The setup program renames my config.sys , autoexec.bat and startup.cmd files. Obviously things are now different from OS/2 1.0
For some reason things like serial ports are optional, so after letting it load the serial driver, we are all set to go!
Now to see OS/2 1.1 in action…
So again you are limited to 12 sessions in OS/2, along with the single DOS Box. However notice that the windowed icons (the black ones) and the full screen are independent. This was also another annoyance in OS/2, that you cannot switch an application from full to windowed at will, and some text mode stuff is compiled as full screen so launching it from a window will jump you fullscreen. OS/2 also finally included a game, a breakout clone, with various neat pictures. I like the Seattle one myself.

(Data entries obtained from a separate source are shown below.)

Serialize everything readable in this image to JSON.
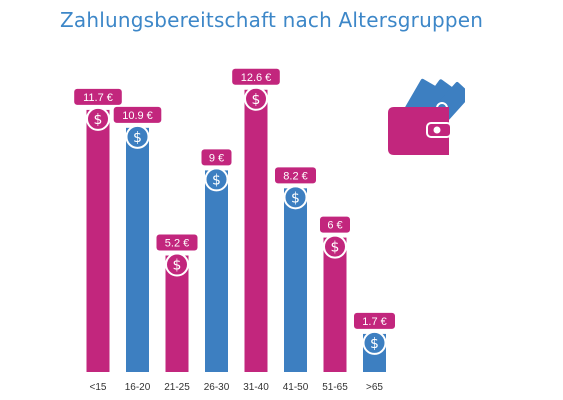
{
  "title": "Zahlungsbereitschaft nach Altersgruppen",
  "colors": {
    "magenta": "#c2267d",
    "blue": "#3d7fc1",
    "title": "#3d87c8",
    "text": "#333333"
  },
  "icons": {
    "coin": "dollar-coin-icon",
    "wallet": "wallet-with-money-icon"
  },
  "chart_data": {
    "type": "bar",
    "title": "Zahlungsbereitschaft nach Altersgruppen",
    "xlabel": "",
    "ylabel": "",
    "ylim": [
      0,
      14.5
    ],
    "grid": false,
    "legend": "none",
    "categories": [
      "<15",
      "16-20",
      "21-25",
      "26-30",
      "31-40",
      "41-50",
      "51-65",
      ">65"
    ],
    "values": [
      11.7,
      10.9,
      5.2,
      9,
      12.6,
      8.2,
      6,
      1.7
    ],
    "value_labels": [
      "11.7 €",
      "10.9 €",
      "5.2 €",
      "9 €",
      "12.6 €",
      "8.2 €",
      "6 €",
      "1.7 €"
    ],
    "bar_colors": [
      "magenta",
      "blue",
      "magenta",
      "blue",
      "magenta",
      "blue",
      "magenta",
      "blue"
    ]
  }
}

And a text editor! A nice one too. Also I don’t know if it’s VirtualBOX but the UI is VERY sluggish, the worst thing you can do is open a command window and have it scroll.
But all in all, OS/2 1.1 was certainly a step in the right direction, and really what people would start to expect in an OS. The GUI really is needed to get a feel for multitasking. It’s a shame that ‘paging’ the real mode box out to disk and going between multiple sessions could have been done…. But I imagine they tried it, and it failed badly. Or the paging got out of hand.. Hard to say.
As a slight detour I’ve also setup IBM OS/2 1.1 Extended Edition, which you can see my quick review here.
And for the few people who care, here is what 1.1 in Mono EGA mode looked like:
The other things that Microsoft OS/2 is really lacking is online documentation, and a way to shut down the OS from the desktop. It’s still control-alt-delete.